Children Shouldn’t Work in Fields, but on Dreams!

Yet today, 152 million children are still in child labour. Although child labour occurs in almost every sector, seven out of every ten is in agriculture.

“Hundreds of millions of girls and boys throughout the world are engaged in work that deprives them of adequate education, health, leisure and basic freedoms, violating their rights. Of these children, more than half are exposed to the worst forms of child labour such as work in hazardous environments, slavery, or other forms of forced labour, illicit activities such as drug trafficking and prostitution, as well as involvement in armed conflict.” (Text taken from ILO website)
Poverty is one of the biggest factors to child labor. Children are sometimes sent or sold into the work force so that a family can put food on the table. Some other factors are things like culture, tradition, lack education and poor enforcement of legislation.
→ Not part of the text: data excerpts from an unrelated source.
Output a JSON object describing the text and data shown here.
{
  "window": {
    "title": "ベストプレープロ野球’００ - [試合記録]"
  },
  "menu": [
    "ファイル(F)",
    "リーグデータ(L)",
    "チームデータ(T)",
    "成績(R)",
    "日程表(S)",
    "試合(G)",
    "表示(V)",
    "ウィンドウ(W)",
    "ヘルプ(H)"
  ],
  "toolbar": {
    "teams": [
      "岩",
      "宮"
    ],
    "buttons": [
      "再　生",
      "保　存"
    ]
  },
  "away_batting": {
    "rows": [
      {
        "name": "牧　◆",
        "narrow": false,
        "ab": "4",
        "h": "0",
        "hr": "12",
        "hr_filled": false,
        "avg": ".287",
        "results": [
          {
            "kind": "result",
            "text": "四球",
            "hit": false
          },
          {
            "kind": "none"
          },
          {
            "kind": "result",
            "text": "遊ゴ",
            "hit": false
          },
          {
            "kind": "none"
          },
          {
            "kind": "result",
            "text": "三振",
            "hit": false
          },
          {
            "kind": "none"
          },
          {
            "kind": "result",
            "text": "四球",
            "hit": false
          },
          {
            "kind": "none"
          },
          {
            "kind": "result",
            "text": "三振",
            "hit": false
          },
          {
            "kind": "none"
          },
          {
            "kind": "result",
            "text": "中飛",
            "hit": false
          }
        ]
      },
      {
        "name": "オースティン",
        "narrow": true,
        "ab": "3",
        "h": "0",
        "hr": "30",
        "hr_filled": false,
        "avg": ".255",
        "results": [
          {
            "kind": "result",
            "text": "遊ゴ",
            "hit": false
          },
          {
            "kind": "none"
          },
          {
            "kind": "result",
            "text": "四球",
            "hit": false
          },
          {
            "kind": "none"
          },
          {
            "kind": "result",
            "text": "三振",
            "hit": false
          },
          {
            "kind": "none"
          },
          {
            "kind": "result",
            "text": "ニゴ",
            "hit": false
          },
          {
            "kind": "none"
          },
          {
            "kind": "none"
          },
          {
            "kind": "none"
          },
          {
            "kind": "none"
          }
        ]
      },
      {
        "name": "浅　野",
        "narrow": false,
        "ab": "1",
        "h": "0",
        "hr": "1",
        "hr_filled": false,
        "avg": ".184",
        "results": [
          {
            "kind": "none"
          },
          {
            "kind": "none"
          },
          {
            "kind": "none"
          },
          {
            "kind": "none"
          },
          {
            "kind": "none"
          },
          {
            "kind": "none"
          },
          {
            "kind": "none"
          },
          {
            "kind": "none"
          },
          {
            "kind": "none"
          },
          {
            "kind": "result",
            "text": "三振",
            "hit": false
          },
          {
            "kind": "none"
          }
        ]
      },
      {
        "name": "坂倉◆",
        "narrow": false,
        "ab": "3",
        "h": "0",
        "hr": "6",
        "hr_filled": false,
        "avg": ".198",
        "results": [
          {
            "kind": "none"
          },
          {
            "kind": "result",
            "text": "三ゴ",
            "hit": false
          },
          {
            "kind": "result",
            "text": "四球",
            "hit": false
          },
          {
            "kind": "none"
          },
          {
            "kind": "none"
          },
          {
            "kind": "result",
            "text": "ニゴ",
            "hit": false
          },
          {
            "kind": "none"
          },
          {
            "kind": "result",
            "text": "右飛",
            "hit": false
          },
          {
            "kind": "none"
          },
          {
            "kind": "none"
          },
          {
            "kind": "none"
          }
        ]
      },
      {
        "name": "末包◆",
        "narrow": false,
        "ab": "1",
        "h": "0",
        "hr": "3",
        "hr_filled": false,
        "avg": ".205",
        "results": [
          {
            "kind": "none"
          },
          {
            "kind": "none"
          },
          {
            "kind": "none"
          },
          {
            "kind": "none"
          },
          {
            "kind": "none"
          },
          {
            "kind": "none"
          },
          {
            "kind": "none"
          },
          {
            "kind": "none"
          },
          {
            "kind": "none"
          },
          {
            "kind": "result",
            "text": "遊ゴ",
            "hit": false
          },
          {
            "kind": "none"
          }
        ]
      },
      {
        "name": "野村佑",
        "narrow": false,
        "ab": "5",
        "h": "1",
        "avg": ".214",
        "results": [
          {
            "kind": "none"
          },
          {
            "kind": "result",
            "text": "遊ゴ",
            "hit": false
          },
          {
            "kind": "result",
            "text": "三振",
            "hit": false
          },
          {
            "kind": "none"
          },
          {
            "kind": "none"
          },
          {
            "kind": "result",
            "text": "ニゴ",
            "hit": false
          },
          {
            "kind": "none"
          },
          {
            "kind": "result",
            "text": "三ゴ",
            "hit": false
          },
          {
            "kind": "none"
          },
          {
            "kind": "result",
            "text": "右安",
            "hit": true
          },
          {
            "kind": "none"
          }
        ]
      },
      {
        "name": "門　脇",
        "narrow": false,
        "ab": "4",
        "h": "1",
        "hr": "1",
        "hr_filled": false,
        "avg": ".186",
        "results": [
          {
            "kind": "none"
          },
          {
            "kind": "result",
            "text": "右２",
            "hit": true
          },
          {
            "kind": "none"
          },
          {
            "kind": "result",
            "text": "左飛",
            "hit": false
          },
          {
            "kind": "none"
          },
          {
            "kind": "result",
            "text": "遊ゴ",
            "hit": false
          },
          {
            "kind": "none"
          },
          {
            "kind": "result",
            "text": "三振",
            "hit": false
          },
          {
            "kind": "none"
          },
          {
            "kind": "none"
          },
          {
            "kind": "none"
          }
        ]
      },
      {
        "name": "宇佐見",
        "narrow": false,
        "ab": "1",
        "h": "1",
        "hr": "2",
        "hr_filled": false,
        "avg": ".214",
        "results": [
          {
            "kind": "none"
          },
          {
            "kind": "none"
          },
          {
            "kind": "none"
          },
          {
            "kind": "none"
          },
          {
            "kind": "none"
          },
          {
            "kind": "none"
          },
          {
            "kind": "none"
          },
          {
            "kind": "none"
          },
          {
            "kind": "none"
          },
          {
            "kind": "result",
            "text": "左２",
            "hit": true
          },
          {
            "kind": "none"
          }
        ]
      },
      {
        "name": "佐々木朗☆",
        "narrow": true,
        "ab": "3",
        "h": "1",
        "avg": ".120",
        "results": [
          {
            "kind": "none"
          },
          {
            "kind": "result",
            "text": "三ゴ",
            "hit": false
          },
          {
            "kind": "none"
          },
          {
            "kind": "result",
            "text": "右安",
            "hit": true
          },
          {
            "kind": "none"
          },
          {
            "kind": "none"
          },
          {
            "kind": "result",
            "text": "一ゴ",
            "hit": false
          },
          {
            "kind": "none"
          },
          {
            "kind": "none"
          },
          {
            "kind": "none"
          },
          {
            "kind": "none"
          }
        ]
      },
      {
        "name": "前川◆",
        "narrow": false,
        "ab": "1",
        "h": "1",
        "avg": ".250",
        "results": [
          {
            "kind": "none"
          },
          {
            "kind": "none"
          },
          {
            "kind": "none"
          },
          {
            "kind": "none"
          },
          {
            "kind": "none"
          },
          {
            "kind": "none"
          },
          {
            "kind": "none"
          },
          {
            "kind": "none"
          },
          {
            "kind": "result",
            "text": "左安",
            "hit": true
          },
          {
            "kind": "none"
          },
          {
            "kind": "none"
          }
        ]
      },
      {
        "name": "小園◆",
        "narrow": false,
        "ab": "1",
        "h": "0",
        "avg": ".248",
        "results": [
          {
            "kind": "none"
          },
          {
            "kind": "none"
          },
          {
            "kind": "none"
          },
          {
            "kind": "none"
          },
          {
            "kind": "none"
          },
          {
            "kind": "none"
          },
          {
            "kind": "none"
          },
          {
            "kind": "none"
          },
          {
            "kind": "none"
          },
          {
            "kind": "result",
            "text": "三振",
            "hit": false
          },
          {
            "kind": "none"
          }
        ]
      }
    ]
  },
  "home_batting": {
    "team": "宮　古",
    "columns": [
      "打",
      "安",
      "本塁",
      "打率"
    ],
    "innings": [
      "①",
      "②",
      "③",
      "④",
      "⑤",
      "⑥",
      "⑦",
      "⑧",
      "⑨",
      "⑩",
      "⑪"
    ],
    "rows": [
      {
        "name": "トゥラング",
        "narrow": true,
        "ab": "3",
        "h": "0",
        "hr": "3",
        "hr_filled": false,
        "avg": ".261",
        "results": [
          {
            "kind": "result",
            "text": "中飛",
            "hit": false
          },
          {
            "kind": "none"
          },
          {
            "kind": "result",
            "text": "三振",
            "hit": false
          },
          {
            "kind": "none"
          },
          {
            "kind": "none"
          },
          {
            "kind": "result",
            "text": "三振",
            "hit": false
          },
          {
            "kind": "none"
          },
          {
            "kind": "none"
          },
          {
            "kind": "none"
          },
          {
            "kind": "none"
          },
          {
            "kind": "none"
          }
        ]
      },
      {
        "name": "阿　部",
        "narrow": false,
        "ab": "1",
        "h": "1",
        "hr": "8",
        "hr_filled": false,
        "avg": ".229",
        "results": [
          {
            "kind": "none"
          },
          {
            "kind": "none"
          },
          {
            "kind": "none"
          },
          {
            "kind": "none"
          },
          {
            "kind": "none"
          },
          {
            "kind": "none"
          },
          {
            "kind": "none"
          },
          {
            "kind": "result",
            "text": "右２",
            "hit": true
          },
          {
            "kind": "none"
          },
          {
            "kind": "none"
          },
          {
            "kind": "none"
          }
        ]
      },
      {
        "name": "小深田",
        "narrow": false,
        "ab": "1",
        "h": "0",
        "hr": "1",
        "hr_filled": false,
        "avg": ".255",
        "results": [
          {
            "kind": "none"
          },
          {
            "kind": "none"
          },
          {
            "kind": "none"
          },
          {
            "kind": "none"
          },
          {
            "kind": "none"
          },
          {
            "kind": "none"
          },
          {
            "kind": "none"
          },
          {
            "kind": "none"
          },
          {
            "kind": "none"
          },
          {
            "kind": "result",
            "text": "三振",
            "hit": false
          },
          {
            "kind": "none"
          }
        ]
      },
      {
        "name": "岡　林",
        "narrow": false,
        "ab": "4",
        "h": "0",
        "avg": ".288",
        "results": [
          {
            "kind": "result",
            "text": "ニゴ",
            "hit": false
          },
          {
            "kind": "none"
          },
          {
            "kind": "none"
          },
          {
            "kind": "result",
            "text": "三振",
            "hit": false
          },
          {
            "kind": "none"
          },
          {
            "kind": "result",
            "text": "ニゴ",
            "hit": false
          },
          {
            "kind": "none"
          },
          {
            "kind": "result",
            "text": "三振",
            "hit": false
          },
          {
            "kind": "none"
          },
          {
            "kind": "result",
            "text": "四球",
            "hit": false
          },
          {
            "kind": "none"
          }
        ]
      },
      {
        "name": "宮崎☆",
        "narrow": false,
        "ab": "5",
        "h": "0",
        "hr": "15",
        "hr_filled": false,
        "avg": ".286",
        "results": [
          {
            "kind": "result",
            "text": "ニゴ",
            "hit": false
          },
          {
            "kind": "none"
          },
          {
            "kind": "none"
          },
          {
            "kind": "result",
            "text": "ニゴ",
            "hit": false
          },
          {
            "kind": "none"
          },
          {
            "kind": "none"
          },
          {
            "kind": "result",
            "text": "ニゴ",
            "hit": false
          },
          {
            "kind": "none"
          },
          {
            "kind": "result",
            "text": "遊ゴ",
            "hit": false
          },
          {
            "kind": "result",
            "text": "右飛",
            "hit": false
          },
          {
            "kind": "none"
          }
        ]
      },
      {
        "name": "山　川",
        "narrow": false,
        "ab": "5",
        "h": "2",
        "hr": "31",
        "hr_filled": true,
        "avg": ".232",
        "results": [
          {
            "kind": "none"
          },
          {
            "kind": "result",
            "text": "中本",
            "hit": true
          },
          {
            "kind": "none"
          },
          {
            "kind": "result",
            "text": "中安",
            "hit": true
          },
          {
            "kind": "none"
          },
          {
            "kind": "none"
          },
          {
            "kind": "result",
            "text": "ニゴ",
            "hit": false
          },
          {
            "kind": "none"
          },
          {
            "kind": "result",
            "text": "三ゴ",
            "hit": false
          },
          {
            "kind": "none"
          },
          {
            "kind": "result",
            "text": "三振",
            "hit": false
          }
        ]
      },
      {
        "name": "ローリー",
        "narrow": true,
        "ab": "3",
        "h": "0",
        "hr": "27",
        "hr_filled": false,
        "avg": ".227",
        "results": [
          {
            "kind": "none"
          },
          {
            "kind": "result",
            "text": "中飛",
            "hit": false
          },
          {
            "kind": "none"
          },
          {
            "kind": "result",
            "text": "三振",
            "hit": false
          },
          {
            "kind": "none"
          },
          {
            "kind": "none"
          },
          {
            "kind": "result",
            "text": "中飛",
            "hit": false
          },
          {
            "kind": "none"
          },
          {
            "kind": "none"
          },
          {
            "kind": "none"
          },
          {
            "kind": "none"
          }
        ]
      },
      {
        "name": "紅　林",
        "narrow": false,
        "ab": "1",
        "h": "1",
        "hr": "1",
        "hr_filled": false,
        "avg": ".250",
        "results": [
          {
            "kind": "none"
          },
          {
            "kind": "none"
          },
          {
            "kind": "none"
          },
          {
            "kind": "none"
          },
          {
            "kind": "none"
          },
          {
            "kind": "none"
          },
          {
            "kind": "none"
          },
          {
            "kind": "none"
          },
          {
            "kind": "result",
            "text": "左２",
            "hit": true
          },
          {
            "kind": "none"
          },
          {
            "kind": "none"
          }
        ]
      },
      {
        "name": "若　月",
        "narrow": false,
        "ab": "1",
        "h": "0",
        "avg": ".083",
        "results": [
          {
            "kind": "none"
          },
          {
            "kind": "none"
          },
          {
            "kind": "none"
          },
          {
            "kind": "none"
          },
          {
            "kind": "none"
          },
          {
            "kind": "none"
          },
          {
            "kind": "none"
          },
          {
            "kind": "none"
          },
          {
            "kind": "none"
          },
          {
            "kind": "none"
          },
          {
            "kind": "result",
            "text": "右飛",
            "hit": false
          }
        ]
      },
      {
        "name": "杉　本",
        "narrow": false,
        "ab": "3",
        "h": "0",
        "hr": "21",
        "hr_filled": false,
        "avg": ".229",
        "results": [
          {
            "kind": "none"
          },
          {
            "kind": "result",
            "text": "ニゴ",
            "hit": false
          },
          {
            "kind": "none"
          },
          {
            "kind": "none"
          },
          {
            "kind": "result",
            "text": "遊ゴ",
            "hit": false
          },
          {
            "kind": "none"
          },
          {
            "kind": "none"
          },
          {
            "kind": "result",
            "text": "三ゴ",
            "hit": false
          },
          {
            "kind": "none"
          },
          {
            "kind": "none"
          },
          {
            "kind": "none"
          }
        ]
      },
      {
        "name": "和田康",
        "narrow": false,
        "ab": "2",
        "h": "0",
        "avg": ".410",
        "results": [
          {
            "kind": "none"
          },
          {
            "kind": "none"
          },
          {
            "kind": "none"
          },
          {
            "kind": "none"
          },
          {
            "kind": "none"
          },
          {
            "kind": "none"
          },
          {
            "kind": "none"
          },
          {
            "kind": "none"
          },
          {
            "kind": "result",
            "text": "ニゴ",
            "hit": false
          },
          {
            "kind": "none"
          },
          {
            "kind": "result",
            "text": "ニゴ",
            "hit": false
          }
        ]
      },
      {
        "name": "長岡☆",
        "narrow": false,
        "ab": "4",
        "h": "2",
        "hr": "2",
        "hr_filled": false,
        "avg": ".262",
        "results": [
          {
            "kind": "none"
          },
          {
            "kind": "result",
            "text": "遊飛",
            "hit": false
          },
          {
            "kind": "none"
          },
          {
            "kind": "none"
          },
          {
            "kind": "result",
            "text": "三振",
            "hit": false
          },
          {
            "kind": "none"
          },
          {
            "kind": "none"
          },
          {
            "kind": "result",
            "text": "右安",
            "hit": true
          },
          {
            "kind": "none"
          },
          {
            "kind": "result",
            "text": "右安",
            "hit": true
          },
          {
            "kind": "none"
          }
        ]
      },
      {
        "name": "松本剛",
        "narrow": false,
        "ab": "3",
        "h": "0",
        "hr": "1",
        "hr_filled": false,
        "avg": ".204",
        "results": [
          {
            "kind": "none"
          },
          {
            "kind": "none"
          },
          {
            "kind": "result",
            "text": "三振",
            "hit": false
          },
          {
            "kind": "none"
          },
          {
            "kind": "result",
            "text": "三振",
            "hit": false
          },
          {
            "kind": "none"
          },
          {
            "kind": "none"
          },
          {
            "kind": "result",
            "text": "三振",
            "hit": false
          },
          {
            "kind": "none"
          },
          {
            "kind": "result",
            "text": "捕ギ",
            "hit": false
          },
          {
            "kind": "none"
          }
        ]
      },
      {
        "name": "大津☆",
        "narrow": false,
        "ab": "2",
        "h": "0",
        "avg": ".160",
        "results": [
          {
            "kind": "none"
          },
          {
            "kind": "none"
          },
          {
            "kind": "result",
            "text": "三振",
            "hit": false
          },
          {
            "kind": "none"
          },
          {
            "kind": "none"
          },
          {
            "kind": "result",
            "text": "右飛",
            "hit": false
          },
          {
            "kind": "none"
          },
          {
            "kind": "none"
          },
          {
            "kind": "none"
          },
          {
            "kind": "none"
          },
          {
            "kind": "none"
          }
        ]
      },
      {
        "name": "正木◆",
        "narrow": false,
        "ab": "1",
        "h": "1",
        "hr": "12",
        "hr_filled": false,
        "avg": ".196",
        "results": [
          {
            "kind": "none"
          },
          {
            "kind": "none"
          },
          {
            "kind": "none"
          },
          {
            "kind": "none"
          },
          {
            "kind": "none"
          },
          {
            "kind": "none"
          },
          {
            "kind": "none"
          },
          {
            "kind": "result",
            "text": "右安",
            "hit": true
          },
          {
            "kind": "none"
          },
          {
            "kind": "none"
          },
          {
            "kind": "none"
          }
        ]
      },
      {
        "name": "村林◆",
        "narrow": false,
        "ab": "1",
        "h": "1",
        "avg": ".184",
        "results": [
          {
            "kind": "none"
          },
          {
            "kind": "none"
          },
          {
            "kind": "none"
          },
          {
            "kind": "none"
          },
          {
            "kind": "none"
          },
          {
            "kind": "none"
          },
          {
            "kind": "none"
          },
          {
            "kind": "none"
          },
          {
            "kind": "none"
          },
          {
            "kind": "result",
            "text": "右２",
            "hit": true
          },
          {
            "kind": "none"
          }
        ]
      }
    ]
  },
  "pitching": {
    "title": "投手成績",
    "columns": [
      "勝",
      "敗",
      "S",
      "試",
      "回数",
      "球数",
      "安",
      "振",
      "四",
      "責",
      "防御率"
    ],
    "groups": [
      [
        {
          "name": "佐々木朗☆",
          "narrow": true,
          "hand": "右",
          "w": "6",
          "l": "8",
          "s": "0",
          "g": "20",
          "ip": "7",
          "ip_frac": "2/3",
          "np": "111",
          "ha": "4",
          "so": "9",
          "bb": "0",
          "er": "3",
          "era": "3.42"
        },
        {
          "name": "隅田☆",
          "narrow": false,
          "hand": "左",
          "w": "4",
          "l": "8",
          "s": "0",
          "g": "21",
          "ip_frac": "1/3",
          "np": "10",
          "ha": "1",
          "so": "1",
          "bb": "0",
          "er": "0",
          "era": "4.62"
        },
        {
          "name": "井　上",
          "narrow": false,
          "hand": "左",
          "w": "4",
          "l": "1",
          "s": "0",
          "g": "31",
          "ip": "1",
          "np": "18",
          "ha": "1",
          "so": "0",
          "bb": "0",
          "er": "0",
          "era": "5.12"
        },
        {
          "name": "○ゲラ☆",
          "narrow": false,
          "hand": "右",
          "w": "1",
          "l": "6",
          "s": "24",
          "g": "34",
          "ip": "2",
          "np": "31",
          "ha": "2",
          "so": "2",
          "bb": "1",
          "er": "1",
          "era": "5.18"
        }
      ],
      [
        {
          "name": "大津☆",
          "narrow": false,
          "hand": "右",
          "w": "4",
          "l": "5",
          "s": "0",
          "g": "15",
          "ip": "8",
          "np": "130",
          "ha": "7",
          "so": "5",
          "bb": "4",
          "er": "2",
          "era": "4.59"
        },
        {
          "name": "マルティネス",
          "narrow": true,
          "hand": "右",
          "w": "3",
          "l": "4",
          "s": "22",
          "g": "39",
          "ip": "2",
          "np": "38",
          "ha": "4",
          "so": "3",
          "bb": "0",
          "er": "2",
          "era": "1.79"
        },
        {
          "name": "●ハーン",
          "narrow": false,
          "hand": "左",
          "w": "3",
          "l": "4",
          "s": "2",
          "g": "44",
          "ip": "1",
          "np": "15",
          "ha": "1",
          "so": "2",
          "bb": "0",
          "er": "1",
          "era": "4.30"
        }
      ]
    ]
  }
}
The elimination of child labour is a difficult task because many products, foods and services the world relies on involve some form of it. The international community has identified child labor as a major setback in children’s rights and national development. Progress has been made in the fight to eliminate it all together.

Child labour among girls has fallen by 40% and 25% for boys since 2000. There is still much work to be done to continue to reduce the incidence of child labor around the world.
The UN Sustainable Development Goal Target 8.7 set by the international community is calling for an end to child labour in all forms by 2025.

According to the United Nations, total elimination of child labor requires policies that address poverty. One of the most important policy responses to child labor is education. With little to no access to education, children are often left with no choice but to begin working in exploitative, dangerous jobs.

The elimination of child labor is not a quick fix, but with more awareness, access to education and policies in place, the world can continue to move in the right direction. This day is intended to serve as a catalyst for the growing worldwide movement against child labour. It provides an opportunity to gain support from government, civil society, unions, schools as well as the media and to raise awareness in the campaign against child labour.